The plain meaning of this statute is clear from its language. The Rent Administrator has the discretion to treble damages (or award $75, whichever is greater) and/or roll back the rent, that is, she may award treble damages only, order a rollback only, or do both. In this instance, the Rent Administrator erroneously determined that the award of treble damages was mandatory. However, we find this error of law to be of no legal consequence in this instance since the Rent Administrator did, in effect, exercise her discretion. She not only awarded treble damages, she also ordered the rollback of rent, giving every indication that she intended that the maximum penalty permitted by law be imposed, saying at page 8 of her decision:

[T]he landlord respondent . . . has clearly engaged in a pattern designed to misrepresent to this office exactly what he was charging . . . [and] that respondent has operated in a clear pattern of illegal disregard and willful non-compliance with the District's rent control laws from 1974 to the present.

We conclude, therefore, that because there was a rational basis for the imposition of the penalty imposed, the error was non-prejudicial. Moreover, the Commission, whose decision we review, while affirming the Rent Administrator's decision recognized that the 1977 Act "no longer requires that treble damages be mandatory. That statute grants the Examiner discretion." Thus, the Commission in effect exercised its discretion and found that treble damages should be awarded. (Decision and Order of the D.C. Rental Accommodations Commission at 6.)

The remaining question is whether the Commission's findings are supported by substantial evidence in the record considered as a whole. Washington Post Co. v. District Unemployment Compensation Board, D.C.App., 377 A.2d 436, 439 (1977). We conclude that there is sufficient evidence in the record to support the Commission's decision to award treble damages and to roll back the rent.

Affirmed.

NOTES

[*] The original disposition of this case was by an unpublished Memorandum Opinion and Judgment. The government's motion for publication was granted.

[1] We find the landlord's other contentions to be without merit.

[2] The Commission and the tenants argue that the landlord failed to raise the statute of limitations question in any of the proceedings below and is thus precluded from raising it for the first time on appeal. See Frenkel v. District of Columbia Rental Accommodations Commission, D.C.App., 432 A.2d 1226, 1232 n.30 (1981). Conversely, the landlord contends that he did raise the issue at oral argument before the Commission. Because we conclude that the statute of limitations is not a bar, we need not resolve this factual dispute.

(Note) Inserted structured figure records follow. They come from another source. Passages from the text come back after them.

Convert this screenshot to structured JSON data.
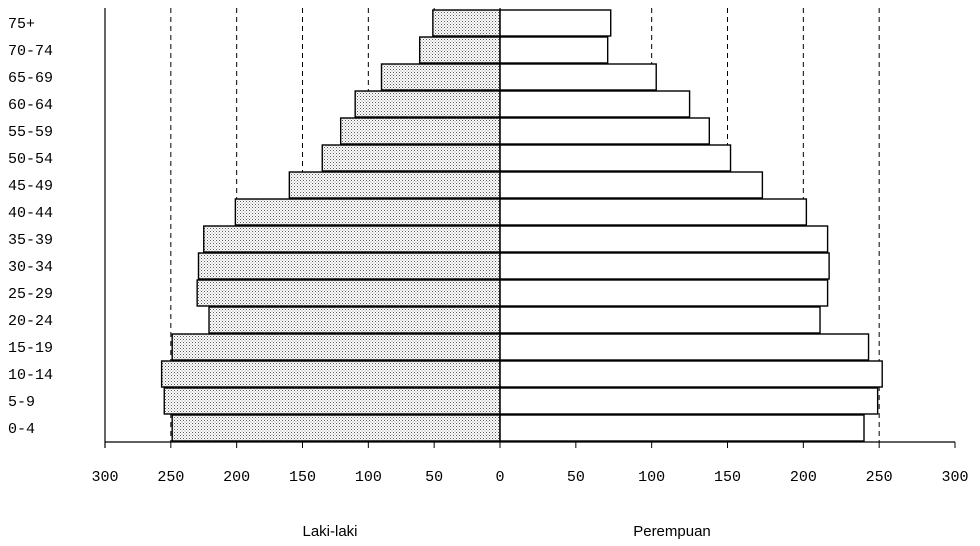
{
  "chart_data": {
    "type": "bar",
    "orientation": "horizontal",
    "categories": [
      "0-4",
      "5-9",
      "10-14",
      "15-19",
      "20-24",
      "25-29",
      "30-34",
      "35-39",
      "40-44",
      "45-49",
      "50-54",
      "55-59",
      "60-64",
      "65-69",
      "70-74",
      "75+"
    ],
    "series": [
      {
        "name": "Laki-laki",
        "values": [
          249,
          255,
          257,
          249,
          221,
          230,
          229,
          225,
          201,
          160,
          135,
          121,
          110,
          90,
          61,
          51
        ],
        "side": "left",
        "pattern": "dotted-gray"
      },
      {
        "name": "Perempuan",
        "values": [
          240,
          249,
          252,
          243,
          211,
          216,
          217,
          216,
          202,
          173,
          152,
          138,
          125,
          103,
          71,
          73
        ],
        "side": "right",
        "pattern": "white"
      }
    ],
    "xticks": [
      "300",
      "250",
      "200",
      "150",
      "100",
      "50",
      "0",
      "50",
      "100",
      "150",
      "200",
      "250",
      "300"
    ],
    "xlim": [
      -300,
      300
    ],
    "grid_dashed_at": [
      -250,
      -200,
      -150,
      -100,
      -50,
      100,
      150,
      200,
      250
    ],
    "left_label": "Laki-laki",
    "right_label": "Perempuan"
  }
}
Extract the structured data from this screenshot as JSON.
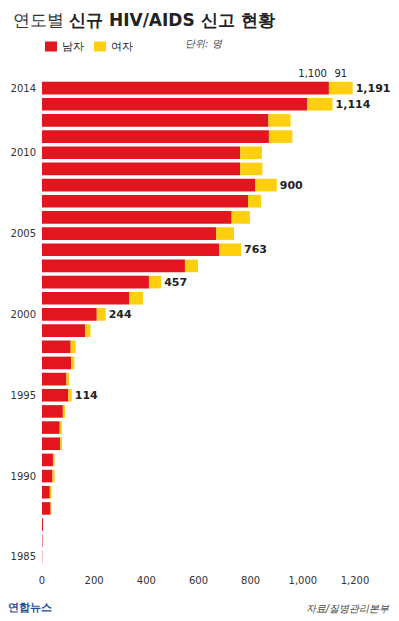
{
  "chart_data": {
    "type": "bar",
    "title": "연도별 신규 HIV/AIDS 신고 현황",
    "unit": "단위: 명",
    "source": "자료/질병관리본부",
    "credit": "연합뉴스",
    "orientation": "horizontal",
    "stacked": true,
    "grid": false,
    "legend": "top-left",
    "categories": [
      "1985",
      null,
      null,
      null,
      null,
      "1990",
      null,
      null,
      null,
      null,
      "1995",
      null,
      null,
      null,
      null,
      "2000",
      null,
      null,
      null,
      null,
      "2005",
      null,
      null,
      null,
      null,
      "2010",
      null,
      null,
      null,
      "2014"
    ],
    "series": [
      {
        "name": "남자",
        "color": "#e3161f",
        "values": [
          1,
          2,
          4,
          33,
          30,
          40,
          42,
          70,
          68,
          80,
          101,
          94,
          112,
          110,
          166,
          210,
          335,
          410,
          548,
          680,
          668,
          727,
          790,
          818,
          760,
          760,
          870,
          868,
          1016,
          1100
        ],
        "value_labels": [
          null,
          null,
          null,
          null,
          null,
          null,
          null,
          null,
          null,
          null,
          null,
          null,
          null,
          null,
          null,
          null,
          null,
          null,
          null,
          null,
          null,
          null,
          null,
          null,
          null,
          null,
          null,
          null,
          null,
          "1,100"
        ]
      },
      {
        "name": "여자",
        "color": "#fdcf0c",
        "values": [
          0,
          0,
          0,
          3,
          6,
          8,
          6,
          7,
          8,
          8,
          13,
          10,
          12,
          19,
          20,
          34,
          52,
          47,
          50,
          83,
          68,
          70,
          50,
          82,
          85,
          83,
          90,
          85,
          98,
          91
        ],
        "value_labels": [
          null,
          null,
          null,
          null,
          null,
          null,
          null,
          null,
          null,
          null,
          null,
          null,
          null,
          null,
          null,
          null,
          null,
          null,
          null,
          null,
          null,
          null,
          null,
          null,
          null,
          null,
          null,
          null,
          null,
          "91"
        ]
      }
    ],
    "total_labels": [
      null,
      null,
      null,
      null,
      null,
      null,
      null,
      null,
      null,
      null,
      "114",
      null,
      null,
      null,
      null,
      "244",
      null,
      "457",
      null,
      "763",
      null,
      null,
      null,
      "900",
      null,
      null,
      null,
      null,
      "1,114",
      "1,191"
    ],
    "xlim": [
      0,
      1200
    ],
    "xticks": [
      0,
      200,
      400,
      600,
      800,
      1000,
      1200
    ]
  }
}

[3] The recovery of rent overcharge is properly governed by the three-year statute of limitations. Lustine v. Williams, D.C.Mun.App., 68 A.2d 900, 902 (1949).

[4] This is a change from the penalties provision of the 1975 Rental Accommodations Act, D.C. Code 1978 Supp., § 45-1655(a)(1) and (2), which provides:

(a) Any person who —

(1) demands or receives any rent for a rental unit in excess of the maximum allowable rent applicable to that rental unit under the provisions of this subchapter, or

(2) substantially reduces or eliminates related services previously provided for a rental unit, shall be held liable by the Rent Administrator for treble the amount by which the rent exceeded the applicable rent ceiling or for $50, whichever is greater.

In Smith v. District of Columbia Rental Accommodations Commission, D.C.App., 411 A.2d 612, 615 (1980), we held that the awarding of treble damages was mandatory under the 1975 Act.